Sicurezza: il fallimento delle politiche di Merola

Foto de Il Resto del Carlino 26-apr-2016

Purtroppo è notizia di ieri che “Una ragazzina di 16 anni è stata palpeggiata in Bolognina mentre camminava con la madre e il compagno di quest’ultima. La ragazza si trovava in via Ferrarese ieri alle 17 quando è sopraggiunto un uomo sulla trentina, rumeno, che l’ha toccata nelle parti intime.” Vedi la notizia su Il Resto del Carlino

Avendo una figlia di 17 anni posso immaginare il travaglio, la paura, la rabbia che sta provando quella famiglia per quello che è successo e a loro va tutta la mia solidarietà.

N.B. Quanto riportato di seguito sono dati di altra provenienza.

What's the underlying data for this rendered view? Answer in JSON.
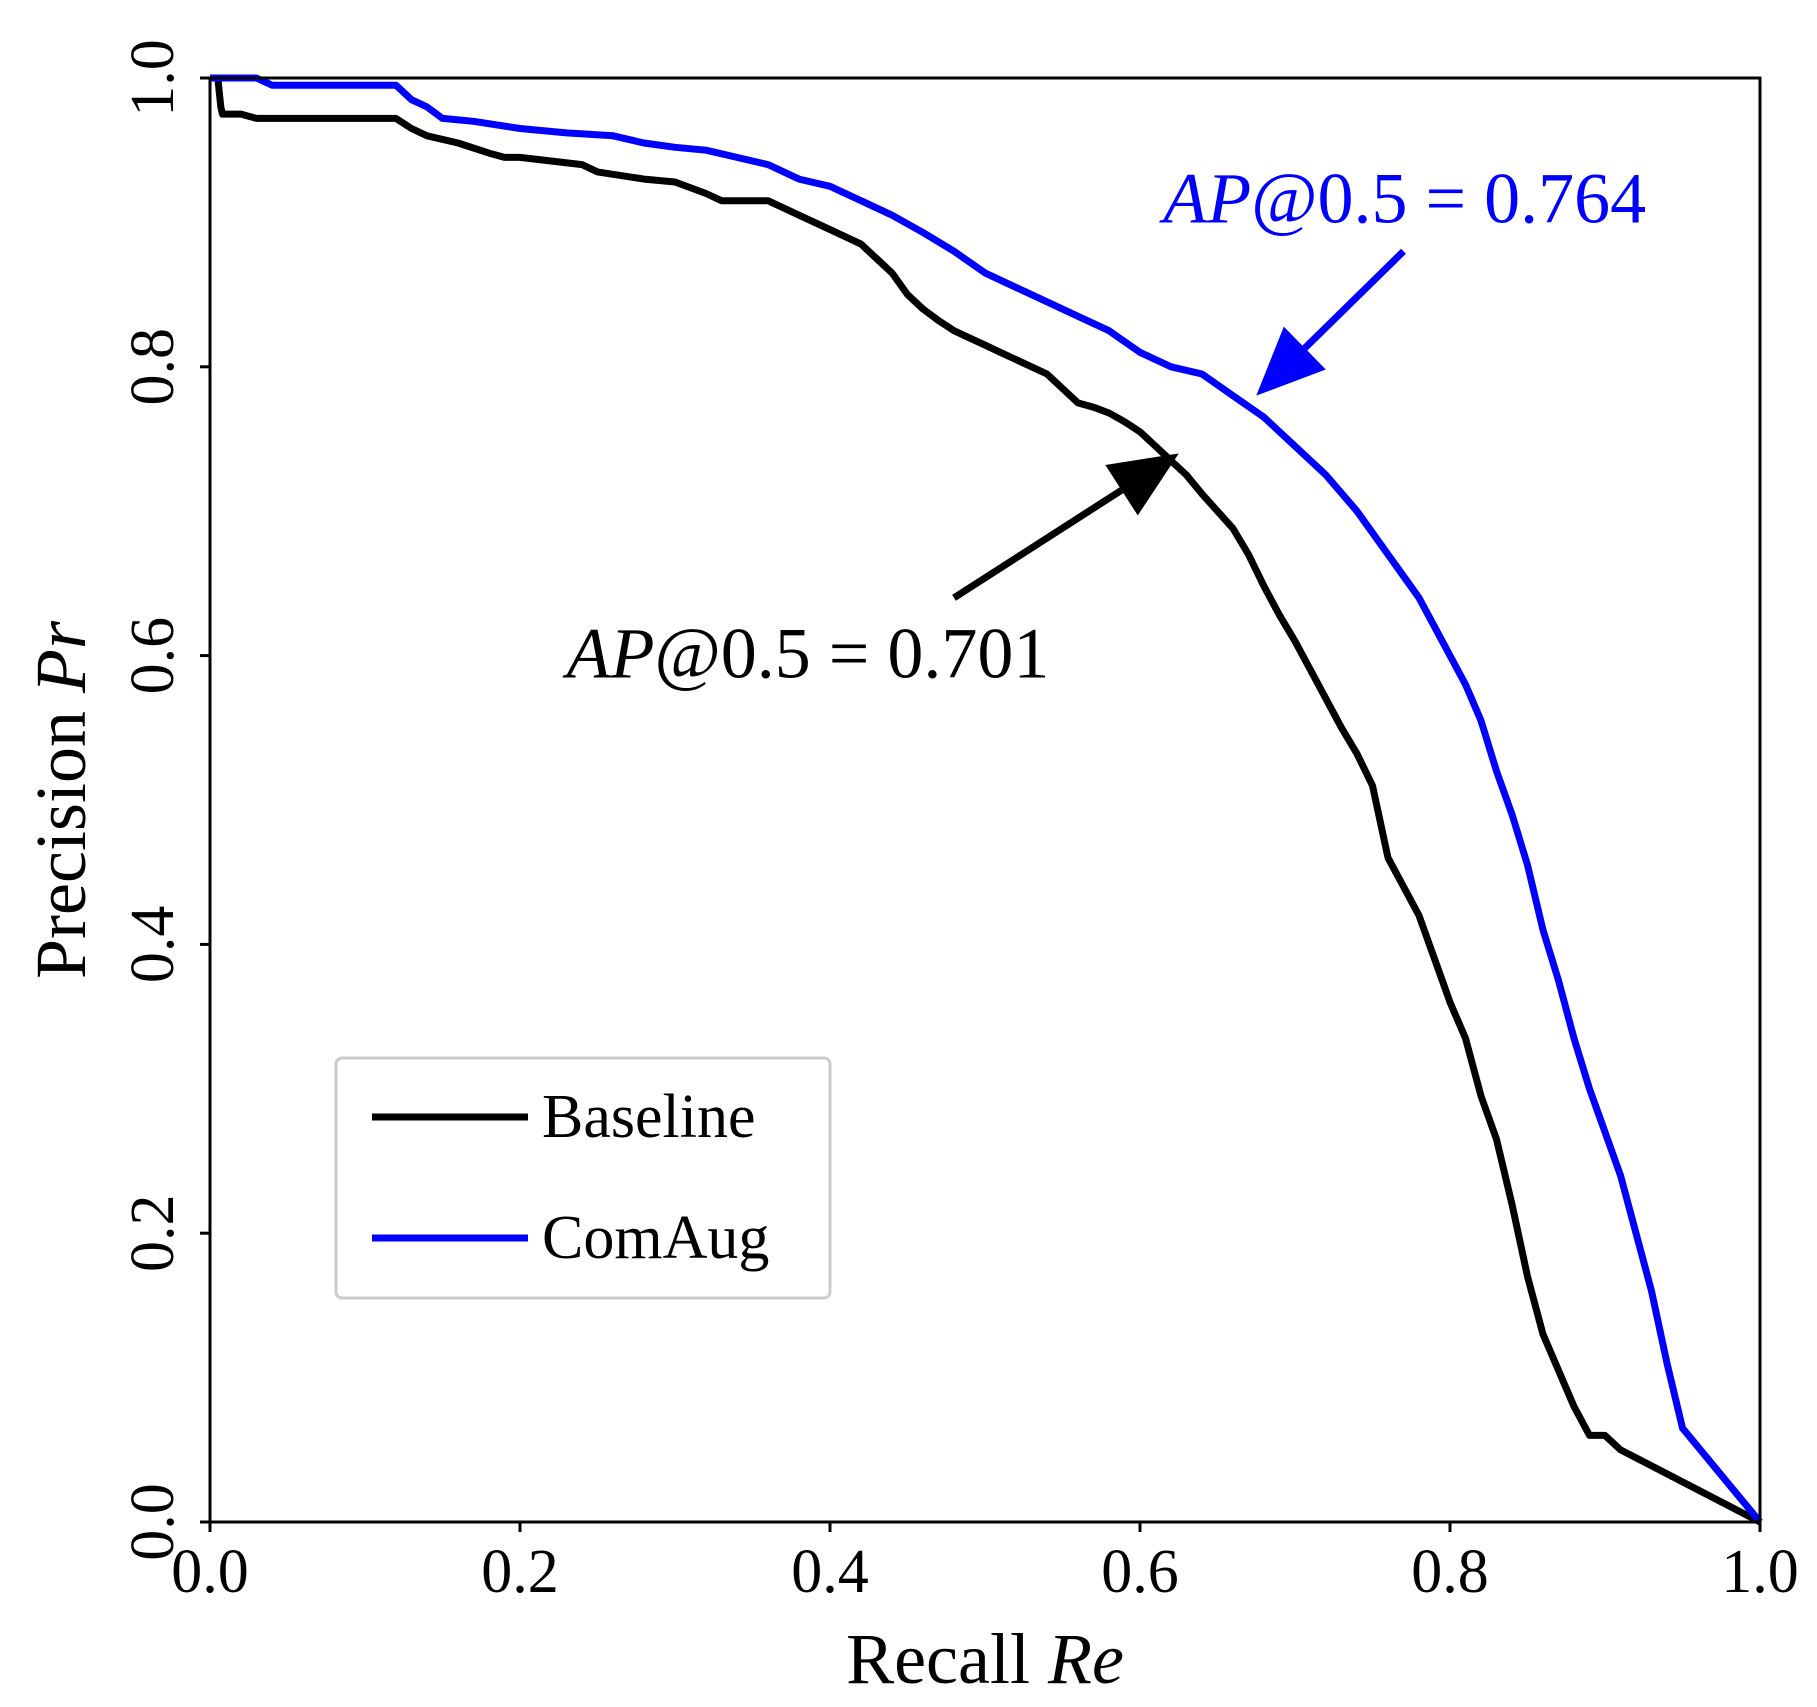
{
  "chart_data": {
    "type": "line",
    "title": "",
    "xlabel": {
      "text": "Recall ",
      "var": "Re"
    },
    "ylabel": {
      "text": "Precision ",
      "var": "Pr"
    },
    "xlim": [
      0.0,
      1.0
    ],
    "ylim": [
      0.0,
      1.0
    ],
    "xticks": [
      "0.0",
      "0.2",
      "0.4",
      "0.6",
      "0.8",
      "1.0"
    ],
    "yticks": [
      "0.0",
      "0.2",
      "0.4",
      "0.6",
      "0.8",
      "1.0"
    ],
    "grid": false,
    "legend": {
      "placement": "lower-left"
    },
    "series": [
      {
        "name": "Baseline",
        "color": "#000000",
        "x": [
          0.005,
          0.006,
          0.007,
          0.008,
          0.02,
          0.03,
          0.06,
          0.12,
          0.13,
          0.14,
          0.16,
          0.18,
          0.19,
          0.2,
          0.24,
          0.25,
          0.28,
          0.3,
          0.32,
          0.33,
          0.36,
          0.38,
          0.4,
          0.42,
          0.43,
          0.44,
          0.45,
          0.46,
          0.47,
          0.48,
          0.49,
          0.5,
          0.51,
          0.52,
          0.53,
          0.54,
          0.55,
          0.56,
          0.57,
          0.58,
          0.59,
          0.6,
          0.61,
          0.62,
          0.63,
          0.64,
          0.65,
          0.66,
          0.67,
          0.68,
          0.69,
          0.7,
          0.71,
          0.72,
          0.73,
          0.74,
          0.75,
          0.76,
          0.77,
          0.78,
          0.79,
          0.8,
          0.81,
          0.82,
          0.83,
          0.84,
          0.85,
          0.86,
          0.87,
          0.88,
          0.89,
          0.9,
          0.91,
          1.0
        ],
        "y": [
          1.0,
          0.99,
          0.98,
          0.975,
          0.975,
          0.972,
          0.972,
          0.972,
          0.965,
          0.96,
          0.955,
          0.948,
          0.945,
          0.945,
          0.94,
          0.935,
          0.93,
          0.928,
          0.92,
          0.915,
          0.915,
          0.905,
          0.895,
          0.885,
          0.875,
          0.865,
          0.85,
          0.84,
          0.832,
          0.825,
          0.82,
          0.815,
          0.81,
          0.805,
          0.8,
          0.795,
          0.785,
          0.775,
          0.772,
          0.768,
          0.762,
          0.755,
          0.745,
          0.735,
          0.725,
          0.712,
          0.7,
          0.688,
          0.67,
          0.648,
          0.628,
          0.61,
          0.59,
          0.57,
          0.55,
          0.532,
          0.51,
          0.46,
          0.44,
          0.42,
          0.39,
          0.36,
          0.335,
          0.295,
          0.265,
          0.22,
          0.17,
          0.13,
          0.105,
          0.08,
          0.06,
          0.06,
          0.05,
          0.0
        ]
      },
      {
        "name": "ComAug",
        "color": "#0000ff",
        "x": [
          0.0,
          0.03,
          0.04,
          0.12,
          0.13,
          0.14,
          0.15,
          0.17,
          0.2,
          0.23,
          0.26,
          0.28,
          0.3,
          0.32,
          0.34,
          0.36,
          0.38,
          0.4,
          0.42,
          0.44,
          0.46,
          0.48,
          0.5,
          0.52,
          0.54,
          0.56,
          0.58,
          0.6,
          0.62,
          0.64,
          0.66,
          0.68,
          0.7,
          0.72,
          0.74,
          0.76,
          0.78,
          0.8,
          0.81,
          0.82,
          0.83,
          0.84,
          0.85,
          0.86,
          0.87,
          0.88,
          0.89,
          0.9,
          0.91,
          0.92,
          0.93,
          0.94,
          0.95,
          1.0
        ],
        "y": [
          1.0,
          1.0,
          0.995,
          0.995,
          0.985,
          0.98,
          0.972,
          0.97,
          0.965,
          0.962,
          0.96,
          0.955,
          0.952,
          0.95,
          0.945,
          0.94,
          0.93,
          0.925,
          0.915,
          0.905,
          0.893,
          0.88,
          0.865,
          0.855,
          0.845,
          0.835,
          0.825,
          0.81,
          0.8,
          0.795,
          0.78,
          0.765,
          0.745,
          0.725,
          0.7,
          0.67,
          0.64,
          0.6,
          0.58,
          0.555,
          0.52,
          0.49,
          0.455,
          0.41,
          0.375,
          0.335,
          0.3,
          0.27,
          0.24,
          0.2,
          0.16,
          0.11,
          0.065,
          0.0
        ]
      }
    ],
    "annotations": [
      {
        "name": "comaug",
        "var": "AP",
        "text": "@0.5 = 0.764",
        "color": "#0000ff",
        "text_at": [
          0.615,
          0.9
        ],
        "arrow_from": [
          0.77,
          0.88
        ],
        "arrow_to": [
          0.675,
          0.78
        ]
      },
      {
        "name": "baseline",
        "var": "AP",
        "text": "@0.5 = 0.701",
        "color": "#000000",
        "text_at": [
          0.23,
          0.585
        ],
        "arrow_from": [
          0.48,
          0.64
        ],
        "arrow_to": [
          0.625,
          0.74
        ]
      }
    ]
  }
}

Ma c’è un’altra cosa che mi ha colpito di questa faccenda, e la foto che Il Resto del Carlino ha deciso di pubblicare a corredo di questa notizia è emblematica, nemmeno con l’esercito in campo il Sindaco è riuscito a difendere in un pomeriggio di primavera una ragazza di 16 anni che non era nemmeno sola. Questa foto non fa altro che sottolineare il fallimento delle politiche di sicurezza messe in campo da Merola. Non è con dei presidi spot che si aumenta la sicurezza, quelli sono solo dei deterrenti, poi basta voltare l’angolo e quando il gatto non c’è i topi ballano.

E non è nemmeno auspicabile che vi siano presidi in ogni angolo. Una città militarizzata è una città in guerra, non una città sicura. Anche le telecamere sono un deterrente, sono utili in caso di indagini (posto che funzionino e che abbiano una buona qualità delle immagini, cosa per nulla scontata) ma non si può lavorare solo con misure repressive o di contenimento. Bisogna lavorare a livello di prevenzione in maniera positiva e non solo punitivacome si sta fecendo ora con l’esercito. Bisogna tornare a vivere la città, ora la maggior parte di volte la si attraversa in chiusi nella propria auto, perchè a piedi è più facile che accadano episodi spiacevoli. Bisogna ricostruire un tessuto commerciale e culturale di “prossimità” che è stato spazzato via anche dalle politiche commerciali della grande distribuzione la quale ha azzerato il rapporto tra chi vende e chi compra, l’unico rapporto è con lo scaffale, e che ha relegato le persone all’abitacolo della loro auto, molto comodo per portare la maxispesa. Intendiamoci, la mia non è una crociata contro i centri commerciali, ma una lettura di quello che è accaduto, quindi per il futuro trovo controproducente, per la riqualifica del tessuto urbano, l’apertura di nuovi parchi degli acquisti mentre bisogna ragionare con un’offerta commerciale di prossimità diversa. La piccola bottega non può competere con il centro commerciale, deve quindi fornire un servizio diverso. Il centro commerciale punta sui prezzi bassi e sul fatto che il cliente si serve da solo. Il piccolo negozio deve puntare sulla qualità e dare modo al cliente di apprezzarla. Penso quindi al fornaio che organizza nel suo negozio mini laboratori per spiegare come si conserva il pane fresco o come si riutilizza il pane raffermo, al fruttivendolo che racconta come usare le erbe aromatiche o come coltivarle sul balcone, alla cartoleria che fa un laboratorio per realizzare biglietti di auguri, tutte iniziative che invitano le persone ad uscire di casa, vivere il territorio, socializzare e acquistare i prodotti nei rispettivi negozi.

Bisogna costruire una mobilità pedonale, ciclabile che sia fruibile e non un percorso ad ostacoli, marciapiedi larghi e senza buche, ben illuminati, con attraversamenti pedonali sicuri, piste ciclabili senza soluzione di continuità, facilmente individuabili e diffuse sul territorio. Serve un trasporto pubblico capillare, frequente e senza rotture di carico. In questo modo le persone tornano a vivere la città, a camminare per la città, non solo più ad attraversarla velocemente (o in fila) chiusi nelle loro auto. Partendo da queste cose si avvia un processo di riqualifica del tessuto urbano non solo strutturale (es. marciapiedi, ciclabili) ma anche culturale, non più luoghi dove si ha paura di camminare ma luoghi dove si è contenti di camminare.